Conversational AI is an essential building block of human interactions with intelligent machines and applications–from robots and cars to home assistants and mobile apps. Getting computers to understand human languages, with all their nuances, and respond appropriately has long been a “holy grail” of AI researchers. But building systems with true natural language processing (NLP) capabilities was impossible before the arrival of modern AI techniques powered by accelerated computing.

BERT runs on supercomputers powered by NVIDIA GPUs to train its huge neural networks and achieve unprecedented NLP accuracy, impinging in the space of known as human language understanding. While there have been many natural language processing approaches, human-like language ability has remained an elusive goal for AI. With the arrival of massive Transformer-based language models like BERT and GPUs as an infrastructure platform for these state-of-the-art models, we are now seeing rapid progress on difficult language understanding tasks. AI like this has been anticipated for many decades. With BERT, it has finally arrived.

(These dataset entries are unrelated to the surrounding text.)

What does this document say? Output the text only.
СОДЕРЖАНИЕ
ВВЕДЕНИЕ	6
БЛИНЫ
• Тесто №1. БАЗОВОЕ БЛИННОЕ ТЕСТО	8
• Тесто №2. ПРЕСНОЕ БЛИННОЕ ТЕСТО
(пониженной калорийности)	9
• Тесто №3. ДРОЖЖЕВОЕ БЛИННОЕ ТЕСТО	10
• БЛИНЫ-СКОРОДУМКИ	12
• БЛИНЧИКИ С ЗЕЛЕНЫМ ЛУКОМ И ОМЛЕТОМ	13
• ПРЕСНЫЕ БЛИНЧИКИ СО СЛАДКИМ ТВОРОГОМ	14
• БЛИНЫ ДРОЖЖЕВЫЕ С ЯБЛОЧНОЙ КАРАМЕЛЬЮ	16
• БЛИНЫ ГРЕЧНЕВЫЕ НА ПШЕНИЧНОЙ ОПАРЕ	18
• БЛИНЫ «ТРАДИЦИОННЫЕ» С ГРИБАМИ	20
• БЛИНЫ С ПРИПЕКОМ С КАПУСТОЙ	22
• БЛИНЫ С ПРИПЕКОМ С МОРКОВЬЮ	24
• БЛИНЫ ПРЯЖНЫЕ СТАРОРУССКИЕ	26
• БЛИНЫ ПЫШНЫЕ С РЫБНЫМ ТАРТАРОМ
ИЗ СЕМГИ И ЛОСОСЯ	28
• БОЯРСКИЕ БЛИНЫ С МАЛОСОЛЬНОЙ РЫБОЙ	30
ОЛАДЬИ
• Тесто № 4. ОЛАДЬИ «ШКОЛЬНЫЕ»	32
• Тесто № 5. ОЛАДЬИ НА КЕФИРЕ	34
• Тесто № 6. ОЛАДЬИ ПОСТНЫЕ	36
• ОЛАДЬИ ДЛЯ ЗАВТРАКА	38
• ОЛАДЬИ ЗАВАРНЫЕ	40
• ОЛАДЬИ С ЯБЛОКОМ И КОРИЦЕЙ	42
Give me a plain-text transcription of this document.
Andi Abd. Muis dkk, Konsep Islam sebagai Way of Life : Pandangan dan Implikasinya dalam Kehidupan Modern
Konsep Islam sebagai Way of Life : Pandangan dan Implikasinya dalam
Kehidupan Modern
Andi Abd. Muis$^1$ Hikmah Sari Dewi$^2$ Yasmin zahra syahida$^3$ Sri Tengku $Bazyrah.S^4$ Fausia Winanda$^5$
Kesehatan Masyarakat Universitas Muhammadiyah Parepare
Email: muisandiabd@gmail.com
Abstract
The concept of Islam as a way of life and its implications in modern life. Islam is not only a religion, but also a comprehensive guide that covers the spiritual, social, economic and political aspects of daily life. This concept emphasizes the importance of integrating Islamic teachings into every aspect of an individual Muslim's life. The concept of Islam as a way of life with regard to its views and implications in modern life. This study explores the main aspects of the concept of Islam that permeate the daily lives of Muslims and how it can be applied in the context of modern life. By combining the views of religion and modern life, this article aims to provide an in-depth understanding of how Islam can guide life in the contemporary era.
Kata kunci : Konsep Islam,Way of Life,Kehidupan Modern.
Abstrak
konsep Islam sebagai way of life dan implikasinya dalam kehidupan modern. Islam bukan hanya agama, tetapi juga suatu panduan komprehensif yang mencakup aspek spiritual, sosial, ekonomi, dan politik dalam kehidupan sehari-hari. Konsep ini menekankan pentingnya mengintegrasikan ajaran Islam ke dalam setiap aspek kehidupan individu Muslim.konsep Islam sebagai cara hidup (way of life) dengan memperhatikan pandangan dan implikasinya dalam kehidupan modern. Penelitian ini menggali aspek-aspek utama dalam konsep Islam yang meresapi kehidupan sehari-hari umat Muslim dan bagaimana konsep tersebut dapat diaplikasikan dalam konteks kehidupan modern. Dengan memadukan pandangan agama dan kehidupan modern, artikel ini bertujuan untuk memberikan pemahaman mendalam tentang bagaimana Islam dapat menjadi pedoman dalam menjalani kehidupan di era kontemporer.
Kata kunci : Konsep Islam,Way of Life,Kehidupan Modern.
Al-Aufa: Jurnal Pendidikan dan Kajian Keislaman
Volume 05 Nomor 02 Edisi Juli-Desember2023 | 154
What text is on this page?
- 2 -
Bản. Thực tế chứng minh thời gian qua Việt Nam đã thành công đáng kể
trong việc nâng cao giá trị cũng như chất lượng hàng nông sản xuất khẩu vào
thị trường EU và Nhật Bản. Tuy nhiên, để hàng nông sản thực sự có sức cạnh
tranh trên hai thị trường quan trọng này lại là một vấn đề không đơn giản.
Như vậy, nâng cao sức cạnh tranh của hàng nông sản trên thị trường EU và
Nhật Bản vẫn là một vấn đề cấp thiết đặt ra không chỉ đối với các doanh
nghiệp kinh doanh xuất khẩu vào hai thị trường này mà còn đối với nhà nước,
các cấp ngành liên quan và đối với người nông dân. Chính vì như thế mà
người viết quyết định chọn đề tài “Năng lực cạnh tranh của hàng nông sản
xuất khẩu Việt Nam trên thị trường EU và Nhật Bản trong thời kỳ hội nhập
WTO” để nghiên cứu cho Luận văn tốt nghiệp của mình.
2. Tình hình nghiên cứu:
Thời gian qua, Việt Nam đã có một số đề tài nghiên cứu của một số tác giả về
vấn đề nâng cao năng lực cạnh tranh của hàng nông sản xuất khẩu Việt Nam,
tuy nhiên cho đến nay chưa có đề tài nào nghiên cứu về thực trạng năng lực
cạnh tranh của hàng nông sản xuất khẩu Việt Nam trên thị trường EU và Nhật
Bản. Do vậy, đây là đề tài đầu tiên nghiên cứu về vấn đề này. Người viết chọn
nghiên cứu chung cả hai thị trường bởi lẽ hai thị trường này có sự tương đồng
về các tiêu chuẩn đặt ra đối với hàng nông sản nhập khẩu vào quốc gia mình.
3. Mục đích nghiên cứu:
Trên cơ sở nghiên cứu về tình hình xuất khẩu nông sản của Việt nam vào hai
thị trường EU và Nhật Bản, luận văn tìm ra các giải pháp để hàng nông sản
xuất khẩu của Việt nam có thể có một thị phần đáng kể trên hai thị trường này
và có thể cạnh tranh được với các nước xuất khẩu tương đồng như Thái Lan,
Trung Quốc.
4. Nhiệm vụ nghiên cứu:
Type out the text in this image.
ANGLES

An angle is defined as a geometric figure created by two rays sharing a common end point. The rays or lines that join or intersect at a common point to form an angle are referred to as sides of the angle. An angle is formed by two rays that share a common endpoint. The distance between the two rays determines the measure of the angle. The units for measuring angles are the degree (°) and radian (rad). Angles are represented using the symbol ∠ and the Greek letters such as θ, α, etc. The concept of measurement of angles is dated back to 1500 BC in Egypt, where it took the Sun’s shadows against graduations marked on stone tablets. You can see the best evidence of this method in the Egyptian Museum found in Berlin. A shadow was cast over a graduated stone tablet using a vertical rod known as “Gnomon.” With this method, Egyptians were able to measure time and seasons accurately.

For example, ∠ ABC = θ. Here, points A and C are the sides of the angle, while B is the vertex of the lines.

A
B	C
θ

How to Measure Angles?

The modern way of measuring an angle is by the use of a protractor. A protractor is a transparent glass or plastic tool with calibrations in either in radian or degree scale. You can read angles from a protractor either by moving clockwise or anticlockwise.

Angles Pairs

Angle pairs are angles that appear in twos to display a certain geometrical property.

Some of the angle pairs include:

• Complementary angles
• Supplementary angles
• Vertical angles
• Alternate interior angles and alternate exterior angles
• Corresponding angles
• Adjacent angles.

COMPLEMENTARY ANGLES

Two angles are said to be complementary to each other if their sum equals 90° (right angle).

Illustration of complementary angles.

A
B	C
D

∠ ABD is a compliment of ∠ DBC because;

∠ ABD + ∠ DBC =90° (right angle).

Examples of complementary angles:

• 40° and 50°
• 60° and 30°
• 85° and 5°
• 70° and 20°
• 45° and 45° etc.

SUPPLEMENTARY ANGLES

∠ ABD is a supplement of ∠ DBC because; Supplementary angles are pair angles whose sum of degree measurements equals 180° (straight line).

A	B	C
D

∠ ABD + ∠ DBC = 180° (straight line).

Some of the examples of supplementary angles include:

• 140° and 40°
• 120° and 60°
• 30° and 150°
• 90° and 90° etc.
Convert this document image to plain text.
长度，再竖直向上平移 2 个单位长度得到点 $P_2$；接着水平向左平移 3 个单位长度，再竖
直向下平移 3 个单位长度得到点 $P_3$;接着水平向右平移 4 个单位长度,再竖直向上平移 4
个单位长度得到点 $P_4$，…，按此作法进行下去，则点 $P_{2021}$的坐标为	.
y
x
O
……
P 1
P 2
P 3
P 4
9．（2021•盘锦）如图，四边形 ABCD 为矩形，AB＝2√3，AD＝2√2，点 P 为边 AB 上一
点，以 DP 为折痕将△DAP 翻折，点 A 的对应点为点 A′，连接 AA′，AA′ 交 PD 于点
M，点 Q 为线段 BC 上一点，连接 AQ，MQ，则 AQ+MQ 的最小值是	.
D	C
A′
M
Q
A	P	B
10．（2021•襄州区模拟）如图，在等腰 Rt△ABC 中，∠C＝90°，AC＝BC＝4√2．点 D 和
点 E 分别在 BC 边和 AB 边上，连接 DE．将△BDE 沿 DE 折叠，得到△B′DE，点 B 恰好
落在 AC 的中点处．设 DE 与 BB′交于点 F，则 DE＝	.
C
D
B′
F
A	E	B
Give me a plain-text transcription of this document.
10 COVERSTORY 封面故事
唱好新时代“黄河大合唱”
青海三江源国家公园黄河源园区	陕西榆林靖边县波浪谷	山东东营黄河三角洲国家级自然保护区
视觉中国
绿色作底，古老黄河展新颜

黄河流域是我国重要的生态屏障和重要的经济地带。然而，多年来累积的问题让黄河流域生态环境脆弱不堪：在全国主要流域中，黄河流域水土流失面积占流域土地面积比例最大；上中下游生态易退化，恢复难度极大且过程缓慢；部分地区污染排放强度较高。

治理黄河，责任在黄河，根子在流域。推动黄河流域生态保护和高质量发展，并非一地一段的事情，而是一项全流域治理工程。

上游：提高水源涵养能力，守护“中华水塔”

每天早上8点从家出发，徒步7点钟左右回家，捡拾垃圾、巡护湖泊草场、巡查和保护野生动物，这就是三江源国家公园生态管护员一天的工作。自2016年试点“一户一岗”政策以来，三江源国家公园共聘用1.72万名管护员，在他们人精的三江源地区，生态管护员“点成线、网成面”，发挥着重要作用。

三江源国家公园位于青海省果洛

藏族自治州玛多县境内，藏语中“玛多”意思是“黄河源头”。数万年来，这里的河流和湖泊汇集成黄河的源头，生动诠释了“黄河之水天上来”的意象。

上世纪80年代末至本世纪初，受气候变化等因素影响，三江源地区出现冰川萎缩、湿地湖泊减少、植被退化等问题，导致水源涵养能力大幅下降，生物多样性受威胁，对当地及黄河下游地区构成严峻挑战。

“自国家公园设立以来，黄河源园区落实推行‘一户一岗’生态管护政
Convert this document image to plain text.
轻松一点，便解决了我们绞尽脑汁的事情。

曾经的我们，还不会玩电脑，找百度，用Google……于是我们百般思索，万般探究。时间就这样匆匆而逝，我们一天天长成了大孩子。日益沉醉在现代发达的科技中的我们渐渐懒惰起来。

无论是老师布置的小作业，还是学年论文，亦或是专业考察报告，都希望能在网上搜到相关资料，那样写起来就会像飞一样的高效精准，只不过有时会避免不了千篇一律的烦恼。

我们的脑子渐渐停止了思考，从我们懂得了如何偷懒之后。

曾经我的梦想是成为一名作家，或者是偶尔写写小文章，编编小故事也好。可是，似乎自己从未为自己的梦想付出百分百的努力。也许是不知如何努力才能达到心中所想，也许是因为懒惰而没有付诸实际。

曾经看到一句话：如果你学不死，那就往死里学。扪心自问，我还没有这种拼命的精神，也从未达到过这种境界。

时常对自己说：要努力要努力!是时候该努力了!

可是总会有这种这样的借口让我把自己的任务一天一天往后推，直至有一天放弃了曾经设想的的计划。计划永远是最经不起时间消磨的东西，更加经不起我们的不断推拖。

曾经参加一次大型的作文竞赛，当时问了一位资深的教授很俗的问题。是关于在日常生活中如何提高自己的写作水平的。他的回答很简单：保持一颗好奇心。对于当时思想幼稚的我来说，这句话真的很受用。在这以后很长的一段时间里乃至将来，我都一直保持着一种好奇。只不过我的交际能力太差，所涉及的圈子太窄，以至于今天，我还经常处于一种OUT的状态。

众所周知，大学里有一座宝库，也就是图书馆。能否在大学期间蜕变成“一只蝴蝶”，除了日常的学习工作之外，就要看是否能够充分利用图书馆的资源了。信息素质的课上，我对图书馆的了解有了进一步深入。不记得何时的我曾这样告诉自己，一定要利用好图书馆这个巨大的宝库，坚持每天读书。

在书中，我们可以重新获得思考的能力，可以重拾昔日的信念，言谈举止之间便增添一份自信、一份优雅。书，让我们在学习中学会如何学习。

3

Model complexity drives the accuracy of NLP, and larger language models dramatically advance the state-of-the-art in natural language processing (NLP) applications such as question-answering, dialog systems, summarization, and article completion. BERT-Base was created with 110 million parameters, while the expanded BERT-Large model involves 340 million parameters. Training is highly parallelized, which makes it a good use case for distributed processing on GPUs. BERT models have even been shown to scale well to huge sizes like the 3.9 billion parameter Megatron-BERT.

The complexity of BERT, as well as training on enormous datasets, requires massive performance. This combination needs a robust computing platform to handle all the necessary computations to drive both fast execution and accuracy. The fact that these models can work on massive unlabeled datasets have made them a hub of innovation for modern NLP and by extension a strong choice for the coming wave of intelligent assistants with conversational AI applications across many use cases.

The NVIDIA platform provides the programmability to accelerate the full diversity of modern AI including Transformer-based models. In addition, data center scale design, combined with software libraries and direct support for leading AI frameworks, provides a seamless end-to-end platform for developers to take on the most daunting NLP tasks.

In a test using NVIDIA’s DGX SuperPOD system based on a massive cluster of DGX A100 GPU servers connected with HDR InfiniBand NVIDIA achieved a record BERT training time of .81 minutes using the MLPerf Training v0.7 benchmark. By comparison, Google’s TPUv3 logged a time of more than 56 minutes on the same test.